Борисов-Мусатов - страница 16

стр.

Но все же скорее бы лето — с походами на Волгу, когда из материнского комода вся компания вытягивала тайком большую простыню, и все тот же заводила, недавно бывший «начальником станции», теперь воображал себя уже лихим волжским атаманом… Быстрее, пока не вернулась мама, выбегали из дому. И как только заспешит под уклон под твоими подметками улица, сразу подхватит ток ни с чем не сравнимой родной прохлады, зашевелит ветром волосы, зашуршит кронами тополей… И вот с этого-то поворота она и открывается — там, внизу, между зеленых высоких стен спускающихся деревьев. Серо-голубая, с далеким «тем» берегом — желтой полоской песка и сине-зеленым лесом. Нет, не громадная, не величественная она здесь, а какая-то «домашняя», своя… И еще с горки видно, как тянется вдали волна за скрывающейся баржой.

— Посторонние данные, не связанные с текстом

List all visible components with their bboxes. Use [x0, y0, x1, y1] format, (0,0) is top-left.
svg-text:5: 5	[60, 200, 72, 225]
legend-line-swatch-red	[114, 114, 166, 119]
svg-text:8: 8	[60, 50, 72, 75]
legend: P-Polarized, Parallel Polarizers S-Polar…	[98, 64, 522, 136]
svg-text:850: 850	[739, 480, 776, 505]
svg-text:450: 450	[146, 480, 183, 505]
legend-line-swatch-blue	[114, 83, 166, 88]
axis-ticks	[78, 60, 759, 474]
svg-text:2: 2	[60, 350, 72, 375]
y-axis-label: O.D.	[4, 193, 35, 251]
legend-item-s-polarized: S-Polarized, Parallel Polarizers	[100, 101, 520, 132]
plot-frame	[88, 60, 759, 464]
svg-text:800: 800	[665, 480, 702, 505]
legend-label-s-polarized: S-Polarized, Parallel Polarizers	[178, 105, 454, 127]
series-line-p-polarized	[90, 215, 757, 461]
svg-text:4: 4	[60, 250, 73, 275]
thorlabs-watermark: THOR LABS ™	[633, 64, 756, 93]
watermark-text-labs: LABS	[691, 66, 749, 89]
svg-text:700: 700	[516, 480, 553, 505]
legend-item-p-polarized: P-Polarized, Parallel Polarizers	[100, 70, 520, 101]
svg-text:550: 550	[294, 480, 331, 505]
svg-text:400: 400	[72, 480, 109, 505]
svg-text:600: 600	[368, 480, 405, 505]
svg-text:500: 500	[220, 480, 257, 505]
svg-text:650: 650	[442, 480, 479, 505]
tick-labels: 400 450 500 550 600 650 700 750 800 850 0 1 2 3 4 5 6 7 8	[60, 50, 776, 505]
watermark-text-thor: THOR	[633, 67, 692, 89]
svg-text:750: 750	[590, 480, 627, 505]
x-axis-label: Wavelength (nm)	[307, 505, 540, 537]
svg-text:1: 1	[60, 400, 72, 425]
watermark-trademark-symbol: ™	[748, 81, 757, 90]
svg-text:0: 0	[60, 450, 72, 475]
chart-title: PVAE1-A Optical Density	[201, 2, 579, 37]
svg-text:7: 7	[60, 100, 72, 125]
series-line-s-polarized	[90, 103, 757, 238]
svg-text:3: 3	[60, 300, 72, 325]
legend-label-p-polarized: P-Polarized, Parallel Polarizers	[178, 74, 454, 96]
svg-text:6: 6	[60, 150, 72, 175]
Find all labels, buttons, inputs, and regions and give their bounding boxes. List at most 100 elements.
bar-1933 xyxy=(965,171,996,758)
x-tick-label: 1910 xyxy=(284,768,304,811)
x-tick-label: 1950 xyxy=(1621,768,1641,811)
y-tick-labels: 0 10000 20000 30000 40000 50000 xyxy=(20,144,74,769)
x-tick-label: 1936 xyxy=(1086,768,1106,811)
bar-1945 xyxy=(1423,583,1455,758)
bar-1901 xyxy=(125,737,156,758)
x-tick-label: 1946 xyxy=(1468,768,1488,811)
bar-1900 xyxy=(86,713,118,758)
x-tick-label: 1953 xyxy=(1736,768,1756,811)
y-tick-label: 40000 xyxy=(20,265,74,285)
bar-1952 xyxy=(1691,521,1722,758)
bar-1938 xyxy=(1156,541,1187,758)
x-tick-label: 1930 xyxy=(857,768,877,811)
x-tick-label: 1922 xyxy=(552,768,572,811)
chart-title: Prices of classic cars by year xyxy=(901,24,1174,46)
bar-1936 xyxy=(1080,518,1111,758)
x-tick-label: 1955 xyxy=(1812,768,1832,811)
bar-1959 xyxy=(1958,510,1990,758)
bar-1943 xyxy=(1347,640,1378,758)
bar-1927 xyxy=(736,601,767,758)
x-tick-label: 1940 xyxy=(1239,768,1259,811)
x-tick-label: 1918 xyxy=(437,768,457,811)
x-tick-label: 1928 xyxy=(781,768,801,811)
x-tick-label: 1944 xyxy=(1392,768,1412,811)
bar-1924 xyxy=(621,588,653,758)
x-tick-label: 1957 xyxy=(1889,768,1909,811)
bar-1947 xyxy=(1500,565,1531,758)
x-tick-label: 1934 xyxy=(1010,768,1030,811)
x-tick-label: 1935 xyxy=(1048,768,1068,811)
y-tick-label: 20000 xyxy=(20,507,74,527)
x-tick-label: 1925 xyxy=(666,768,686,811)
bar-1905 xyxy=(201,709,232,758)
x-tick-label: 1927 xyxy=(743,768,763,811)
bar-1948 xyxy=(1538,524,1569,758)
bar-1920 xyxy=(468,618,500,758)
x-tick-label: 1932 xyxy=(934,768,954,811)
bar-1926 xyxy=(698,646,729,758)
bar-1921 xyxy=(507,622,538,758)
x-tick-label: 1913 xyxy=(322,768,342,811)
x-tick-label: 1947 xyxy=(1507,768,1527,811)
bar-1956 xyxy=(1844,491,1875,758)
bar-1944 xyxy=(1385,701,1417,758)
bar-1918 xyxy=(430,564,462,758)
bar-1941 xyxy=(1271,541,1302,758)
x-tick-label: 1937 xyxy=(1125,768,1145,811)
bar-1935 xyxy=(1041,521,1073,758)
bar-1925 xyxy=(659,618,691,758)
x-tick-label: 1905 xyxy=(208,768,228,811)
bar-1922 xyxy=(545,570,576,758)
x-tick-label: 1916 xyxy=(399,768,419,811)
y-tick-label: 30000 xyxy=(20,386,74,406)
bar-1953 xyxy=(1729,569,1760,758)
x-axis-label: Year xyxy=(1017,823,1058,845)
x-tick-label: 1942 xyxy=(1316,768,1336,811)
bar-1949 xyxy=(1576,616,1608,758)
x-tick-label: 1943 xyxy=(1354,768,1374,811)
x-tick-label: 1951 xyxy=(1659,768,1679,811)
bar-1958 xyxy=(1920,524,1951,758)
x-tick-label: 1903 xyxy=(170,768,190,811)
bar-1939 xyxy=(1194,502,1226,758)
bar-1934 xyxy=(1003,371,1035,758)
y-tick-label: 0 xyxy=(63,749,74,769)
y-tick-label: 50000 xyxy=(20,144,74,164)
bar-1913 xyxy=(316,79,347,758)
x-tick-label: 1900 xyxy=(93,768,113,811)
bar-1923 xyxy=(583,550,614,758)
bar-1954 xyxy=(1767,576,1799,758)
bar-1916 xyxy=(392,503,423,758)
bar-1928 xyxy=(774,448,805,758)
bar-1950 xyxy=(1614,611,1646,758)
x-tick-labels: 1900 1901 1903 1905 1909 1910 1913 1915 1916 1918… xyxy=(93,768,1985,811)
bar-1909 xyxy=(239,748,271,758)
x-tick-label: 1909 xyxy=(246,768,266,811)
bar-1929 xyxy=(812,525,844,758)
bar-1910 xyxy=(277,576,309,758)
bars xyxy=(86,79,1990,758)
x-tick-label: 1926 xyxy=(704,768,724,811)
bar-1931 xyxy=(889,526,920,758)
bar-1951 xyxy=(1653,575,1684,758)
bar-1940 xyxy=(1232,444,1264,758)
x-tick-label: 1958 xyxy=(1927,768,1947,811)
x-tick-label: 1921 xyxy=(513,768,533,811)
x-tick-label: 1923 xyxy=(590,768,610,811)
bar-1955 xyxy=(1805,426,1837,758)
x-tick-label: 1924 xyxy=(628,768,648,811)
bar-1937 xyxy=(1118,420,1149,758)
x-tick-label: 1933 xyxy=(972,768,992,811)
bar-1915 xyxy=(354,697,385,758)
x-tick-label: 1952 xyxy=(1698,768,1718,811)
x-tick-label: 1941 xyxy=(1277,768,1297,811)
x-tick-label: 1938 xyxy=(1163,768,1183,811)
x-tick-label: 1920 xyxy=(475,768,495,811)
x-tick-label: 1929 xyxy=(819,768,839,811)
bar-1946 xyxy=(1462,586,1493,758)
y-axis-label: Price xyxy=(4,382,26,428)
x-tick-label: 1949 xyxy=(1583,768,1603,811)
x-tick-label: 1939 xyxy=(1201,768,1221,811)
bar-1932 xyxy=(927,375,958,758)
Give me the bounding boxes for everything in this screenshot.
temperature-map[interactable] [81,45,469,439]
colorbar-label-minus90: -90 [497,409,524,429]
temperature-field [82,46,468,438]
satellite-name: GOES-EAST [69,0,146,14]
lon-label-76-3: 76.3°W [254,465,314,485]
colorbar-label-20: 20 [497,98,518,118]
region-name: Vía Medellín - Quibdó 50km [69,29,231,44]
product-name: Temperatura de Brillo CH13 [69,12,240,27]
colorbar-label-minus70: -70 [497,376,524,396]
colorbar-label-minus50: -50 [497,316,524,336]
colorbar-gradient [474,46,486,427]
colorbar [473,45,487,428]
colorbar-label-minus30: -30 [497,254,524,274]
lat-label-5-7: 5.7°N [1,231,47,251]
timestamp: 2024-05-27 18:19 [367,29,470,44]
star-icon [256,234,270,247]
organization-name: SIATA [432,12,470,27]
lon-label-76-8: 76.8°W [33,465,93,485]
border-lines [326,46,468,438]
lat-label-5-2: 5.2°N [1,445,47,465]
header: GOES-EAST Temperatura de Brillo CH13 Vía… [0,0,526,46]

Перерезав Большую Сергиевскую почти у берега, попадаешь в облака сытного, душащего мучного запаха. Белая пыль летит из окон высоченных мукомольных фабрик, понастроенных тут богатеями немцами. Лязгают неподалеку железнодорожные составы, идут обозы с мукой и зерном, набивая тугой денежный мешок далеко не робкой «столицы Поволжья»… чадят заводские трубы… Но сквозь этот гвалт, пыль и ожесточенно кипящую деятельность — манит опять же она, каждой волной шепчущая о воле и вольнице, не подвластной суетной толчее и цепкому расчету. Пусть вблизи Волга и иная — разная, иногда грязно-серая, с мутной, белесой пеной на поверхности, но даже закрой глаза — волнует этот запах, плещущий звук, тянущий душу холодок…

Справа на горизонте высокий берег синеет крутой горой, и ее линия врезается в Волгу прерывистым спуском. Виктор знает, что это Увек, где, как рассказывал отец, стоял когда-то золотоордынский город и где до сих пор мешками собирают вымытые прибоем серебряные монетки, чеканенные непонятной вязью… Увек — век — вековой… — словно эхом слышится в названии… А слева от Увека — от дома же выгребать надо вправо, вбок — вожделенная цель путешествия: лежащий большой подковой остров, поросший осокорем и густым тальником. Как он притягивает их, раздобывших на берегу лодку плац-парадных «казаков-разбойников», и само имя его чего стоит: Казачий!..

Возвращались поздно, измотавшись и промокнув, попав в дождь и сильную качку. Ох, и достанется от матери, хотя уж лучше самим предусмотреть наказание и молча разойтись по темным углам, уткнувшись носами в стенку. А в глазах долго стоит одна и та же картина. Качаются на свинцово-синих волнах чайки. Узким красным языком дразнится флаг на дальней барже. И на зависть ему вздувается легким белым парусом мамина простыня. Чайка отшатывается в небо и падает, перевертываясь в полете.


3

Двадцать лет спустя художник Мусатов попытается выразить в белых стихах состояние приближающегося вдохновения: «Тоска меня мучит, музыкальная тоска по палитре, быть может…» Где же и когда настигло его впервые это томительное ощущение? И кого — того-то непоседливого сорванца, который словно нарочно старался показать, что ни в грош не ставит свою болезненность, свою печальную «особость»? Да, за внешней живостью, за азартным выхлестом энергии, позволявшей набрать обилие впечатлений, — изначально существовала особого рода живость внутренняя, когда тот же мальчик становился задумчиво тих, сосредоточен и как будто грустноват. «Все-таки порой он как бы уединялся», — подчеркивая жизнерадостную натуру брата, вспомнит Елена Мусатова. И не угнетенность болезнью, не обидные — и редкие, впрочем, — словечки вроде ласково-усмешливого «горбунчик» вдруг замыкали его в самом себе… Его «тоска» и была преимущественно врожденно-музыкальной силой с еще неясным, но непреодолимым стремлением даже самые первые «впечатленья бытия» как-то связать и понять в узоре, в единой мелодии. Но для этого надо было сначала чутко воспринять каждую отдельную «ноту», интуитивно-тонко определить тональность разбросанной по миру окрест и совсем не слитой в гармонию красоты. Конечно, великое дело наследственность: несомненная даровитость аккуратиста отца, художественные наклонности рукодельницы-матери, их навык и пристрастие почти щеголевато одеваться и скорее эти наклонности — по коноплевской линии, ибо дед Гаврила Васильевич, видимо, рано скончавшийся, если судить по тому, как сложилась жизнь Дуняши, был не только гжатским мастером-золотопечатником, но и писал портреты. Один из портретов его работы долго хранился в мусатовской семье.